Thank you. Our next question is from the line of Jahnvi Shah from LIC Mutual Fund. Please go
My question was, can you give us some update about the Godrej summit property in Gurgaon?
On -- how -- like what are the repair works going on? And what is the number of the customers that took up the offer of buyback?
Yes. The repair works there have gone in full swing. We hope to complete them by the end of this calendar year. As of now, we've had about 10% of the customers opt for the buyback option, so we bought back little over 100 apartments so far. We expect to see that go to about 200 over the next few months basis current visibility.
And out of the INR155 crores that are like -- that are provided for the rate and how much did it cost?
We have spent around INR20-25 crores till date.
Thank you. The next question is from the line of Ritwik Sheth from One Up Fin. Please go
Congratulations on a great set of numbers, sir. Sir, I have just one bookkeeping question. The cash flow statement that we put out in the presentation, is the net operating cash flow to our share or this is before any share to JV/ JDA? Yes, our share.
It is our share. Okay. All the best.
Thank you. Our next question is from the line of Manoj from Geometric. Please go ahead.
Okay. Congratulations Pirojsha for a great set of retail number and the kind of profitability it gives, like you said, 18-plus percent, something plus. My -- one is a bookkeeping question. What would be our corporate fixed costs for FY'23 and what would be for FY'24? Any range ballpark any number?

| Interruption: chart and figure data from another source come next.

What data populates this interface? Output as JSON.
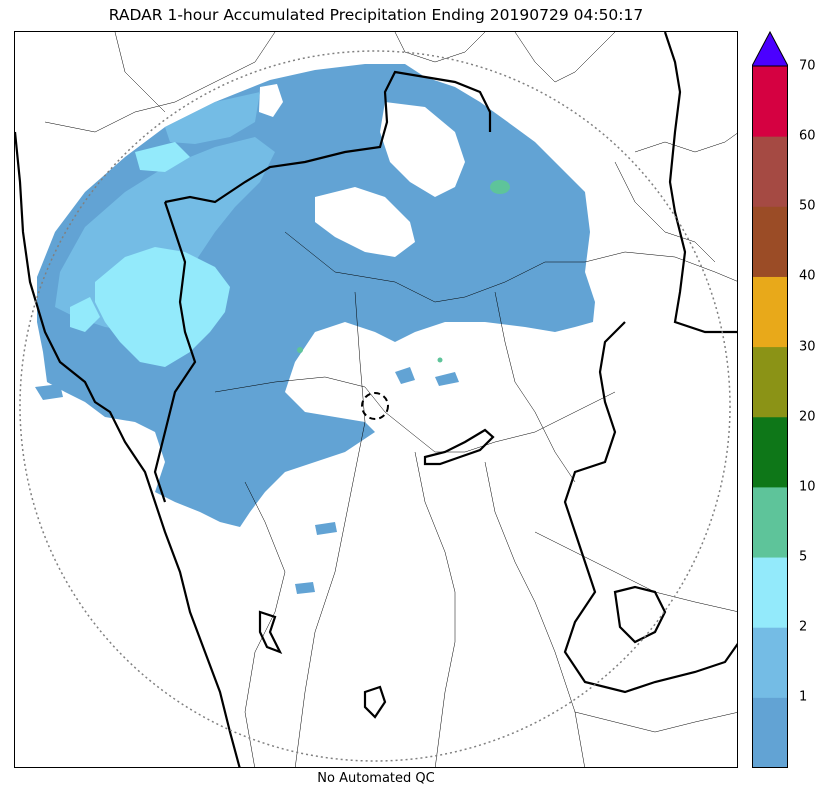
{
  "title": "RADAR 1-hour Accumulated Precipitation Ending 20190729 04:50:17",
  "qc_note": "No Automated QC",
  "colorbar": {
    "ticks": [
      "1",
      "2",
      "5",
      "10",
      "20",
      "30",
      "40",
      "50",
      "60",
      "70"
    ],
    "colors": [
      "#62a3d4",
      "#74bce5",
      "#93eafb",
      "#5ec49a",
      "#0e7718",
      "#8b9316",
      "#e8a91a",
      "#9b4c26",
      "#a54a43",
      "#d50141"
    ],
    "extend_color": "#4b00ff"
  },
  "legend_colors": {
    "light_blue": "#62a3d4",
    "sky_blue": "#74bce5",
    "cyan": "#93eafb",
    "teal": "#5ec49a"
  }
}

So corporate fixed cost is generally after allocation would be in the range of 3% to 4%. But on an overall basis, at a pan-India, basically it will be like a 6% to 7%.
Okay, 6% to 7%. Okay. And my second question is like people are asking about debt equity gearing. So the kind of cash flows the company has because of these presales and the kind of profitability and all of this thing. And even if it's been a different accounting method, the equity would have changed. How do you think about your BD development with these kind of misrepresented debt equity, any ballpark, absolute number of debt you have in your mind? How do you think about or how do you want to communicate to the shareholders?

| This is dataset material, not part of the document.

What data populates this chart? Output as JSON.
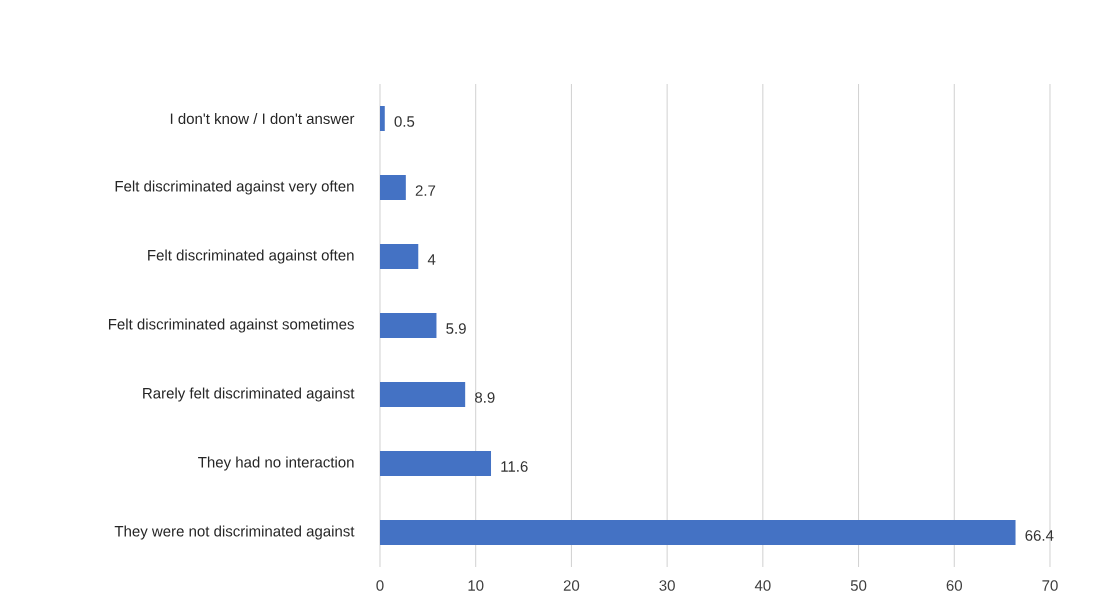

Yes. I think we mentioned the gearing ratio that of anywhere around 0.5 to 1:1 is broadly our comfort level. 1:1 would be a little under INR10,000 crores at the moment. So that's roughly the number we look at. So we've also said that temporarily, if we need to be below or over that as long as we're confident of bringing it back into that frame, we would be comfortable to do for the short term.

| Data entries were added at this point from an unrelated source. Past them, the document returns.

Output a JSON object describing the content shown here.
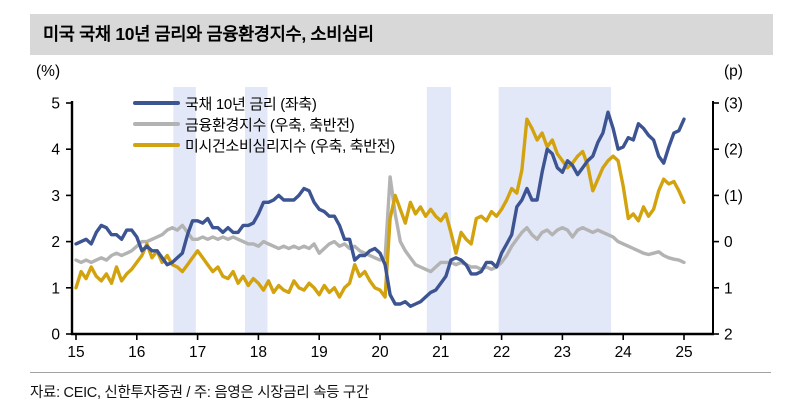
{
  "header": {
    "title": "미국 국채 10년 금리와 금융환경지수, 소비심리"
  },
  "footer": {
    "text": "자료: CEIC, 신한투자증권  /  주: 음영은 시장금리 속등 구간"
  },
  "chart_data": {
    "type": "line",
    "title": "미국 국채 10년 금리와 금융환경지수, 소비심리",
    "grid": false,
    "legend_position": "top-left-inside",
    "band_color": "#e3e8f9",
    "left_axis": {
      "unit": "(%)",
      "min": 0,
      "max": 5,
      "tick_labels": [
        "5",
        "4",
        "3",
        "2",
        "1",
        "0"
      ]
    },
    "right_axis": {
      "unit": "(p)",
      "min": -3,
      "max": 2,
      "reversed": true,
      "tick_labels": [
        "(3)",
        "(2)",
        "(1)",
        "0",
        "1",
        "2"
      ]
    },
    "x_axis": {
      "start_year": 2015,
      "months_per_point": 1,
      "tick_labels": [
        "15",
        "16",
        "17",
        "18",
        "19",
        "20",
        "21",
        "22",
        "23",
        "24",
        "25"
      ]
    },
    "shaded_bands": [
      {
        "from": 2016.6,
        "to": 2016.97
      },
      {
        "from": 2017.78,
        "to": 2018.15
      },
      {
        "from": 2020.77,
        "to": 2021.17
      },
      {
        "from": 2021.95,
        "to": 2023.8
      }
    ],
    "series": [
      {
        "name": "국채 10년 금리 (좌축)",
        "axis": "left",
        "color": "#3d5493",
        "values": [
          1.95,
          2.0,
          2.05,
          1.95,
          2.2,
          2.35,
          2.3,
          2.15,
          2.15,
          2.05,
          2.25,
          2.25,
          2.1,
          1.8,
          1.9,
          1.8,
          1.8,
          1.65,
          1.5,
          1.55,
          1.65,
          1.75,
          2.15,
          2.45,
          2.45,
          2.4,
          2.5,
          2.3,
          2.3,
          2.2,
          2.3,
          2.2,
          2.2,
          2.35,
          2.35,
          2.4,
          2.6,
          2.85,
          2.85,
          2.9,
          3.0,
          2.9,
          2.9,
          2.9,
          3.0,
          3.15,
          3.1,
          2.85,
          2.7,
          2.65,
          2.55,
          2.55,
          2.35,
          2.05,
          2.05,
          1.6,
          1.7,
          1.7,
          1.8,
          1.85,
          1.75,
          1.5,
          0.85,
          0.65,
          0.65,
          0.7,
          0.6,
          0.65,
          0.7,
          0.8,
          0.9,
          0.95,
          1.1,
          1.25,
          1.6,
          1.65,
          1.6,
          1.5,
          1.3,
          1.3,
          1.35,
          1.55,
          1.55,
          1.45,
          1.75,
          1.95,
          2.15,
          2.75,
          2.9,
          3.15,
          2.9,
          2.9,
          3.5,
          4.0,
          3.9,
          3.6,
          3.5,
          3.75,
          3.65,
          3.45,
          3.6,
          3.75,
          3.85,
          4.15,
          4.35,
          4.8,
          4.45,
          4.0,
          4.05,
          4.25,
          4.2,
          4.55,
          4.45,
          4.3,
          4.2,
          3.85,
          3.7,
          4.05,
          4.35,
          4.4,
          4.65
        ]
      },
      {
        "name": "금융환경지수 (우축, 축반전)",
        "axis": "right",
        "color": "#b3b3b3",
        "values": [
          0.4,
          0.45,
          0.4,
          0.45,
          0.4,
          0.35,
          0.4,
          0.3,
          0.25,
          0.3,
          0.25,
          0.2,
          0.1,
          0.0,
          0.0,
          -0.05,
          -0.1,
          -0.15,
          -0.25,
          -0.3,
          -0.25,
          -0.35,
          -0.2,
          -0.05,
          -0.05,
          -0.1,
          -0.05,
          -0.1,
          -0.05,
          -0.1,
          -0.05,
          -0.1,
          -0.05,
          0.0,
          0.05,
          0.05,
          0.1,
          0.0,
          0.05,
          0.1,
          0.15,
          0.1,
          0.15,
          0.1,
          0.15,
          0.1,
          0.15,
          0.05,
          0.25,
          0.15,
          0.05,
          0.0,
          0.1,
          0.05,
          0.15,
          0.1,
          0.2,
          0.25,
          0.3,
          0.35,
          0.4,
          0.35,
          -1.4,
          -0.6,
          0.0,
          0.2,
          0.35,
          0.5,
          0.55,
          0.6,
          0.65,
          0.55,
          0.45,
          0.45,
          0.45,
          0.5,
          0.45,
          0.5,
          0.55,
          0.55,
          0.6,
          0.55,
          0.6,
          0.55,
          0.45,
          0.3,
          0.1,
          -0.05,
          -0.2,
          -0.3,
          -0.15,
          -0.05,
          -0.2,
          -0.25,
          -0.15,
          -0.25,
          -0.3,
          -0.25,
          -0.1,
          -0.25,
          -0.3,
          -0.25,
          -0.2,
          -0.25,
          -0.2,
          -0.15,
          -0.1,
          0.0,
          0.05,
          0.1,
          0.15,
          0.2,
          0.25,
          0.28,
          0.25,
          0.22,
          0.3,
          0.35,
          0.38,
          0.4,
          0.45
        ]
      },
      {
        "name": "미시건소비심리지수 (우축, 축반전)",
        "axis": "right",
        "color": "#d2a30e",
        "values": [
          1.0,
          0.65,
          0.8,
          0.55,
          0.75,
          0.85,
          0.7,
          0.9,
          0.55,
          0.85,
          0.7,
          0.6,
          0.45,
          0.3,
          0.05,
          0.35,
          0.2,
          0.45,
          0.3,
          0.5,
          0.55,
          0.65,
          0.5,
          0.35,
          0.2,
          0.35,
          0.5,
          0.65,
          0.55,
          0.75,
          0.8,
          0.65,
          0.9,
          0.75,
          0.95,
          0.8,
          0.9,
          1.05,
          0.85,
          1.1,
          0.95,
          1.05,
          1.1,
          0.85,
          1.0,
          1.05,
          0.9,
          1.0,
          1.15,
          0.95,
          1.1,
          1.0,
          1.2,
          1.0,
          0.9,
          0.5,
          0.75,
          0.65,
          0.85,
          1.0,
          1.05,
          1.2,
          -0.5,
          -1.0,
          -0.7,
          -0.4,
          -0.85,
          -0.6,
          -0.75,
          -0.55,
          -0.7,
          -0.55,
          -0.45,
          -0.6,
          -0.2,
          0.25,
          -0.2,
          -0.05,
          0.05,
          -0.5,
          -0.55,
          -0.45,
          -0.65,
          -0.55,
          -0.7,
          -0.9,
          -1.15,
          -1.05,
          -1.55,
          -2.65,
          -2.45,
          -2.2,
          -2.35,
          -2.05,
          -2.2,
          -1.9,
          -1.75,
          -1.6,
          -1.7,
          -1.85,
          -1.95,
          -1.65,
          -1.1,
          -1.35,
          -1.6,
          -1.75,
          -1.85,
          -1.75,
          -1.2,
          -0.5,
          -0.6,
          -0.45,
          -0.75,
          -0.55,
          -0.7,
          -1.1,
          -1.35,
          -1.25,
          -1.3,
          -1.1,
          -0.85
        ]
      }
    ]
  }
}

And my last question is, can you tell something more about our project Ashok Vihar? What would be the size and what would the kind of offering it would have, if it is possible?
No, I think, of course, we'll have all the information on it once the project is ready to launch, but it's going to be a large project for us, nearly 4 million square feet of area. I think pricing in NCR has done very well over the last few years. So we're very confident of that project achieving a good liquid price. I think given this location of the land, the surrounding area, the quality of the plan we have, we hope to make that a blockbuster launch as soon as our approvals are in place.
Thank you. Ladies and gentlemen, that was the last question for today. I would now like to hand the conference over to the management for closing comments.
I hope we've been able to answer all your questions. If you have any further questions or would like any additional information, we'd be happy to give assistance. On behalf of the management, thank you once again for taking the time to join us today.
Thank you. Ladies and gentlemen, that concludes this conference. Thank you for joining us, and you may now disconnect your lines.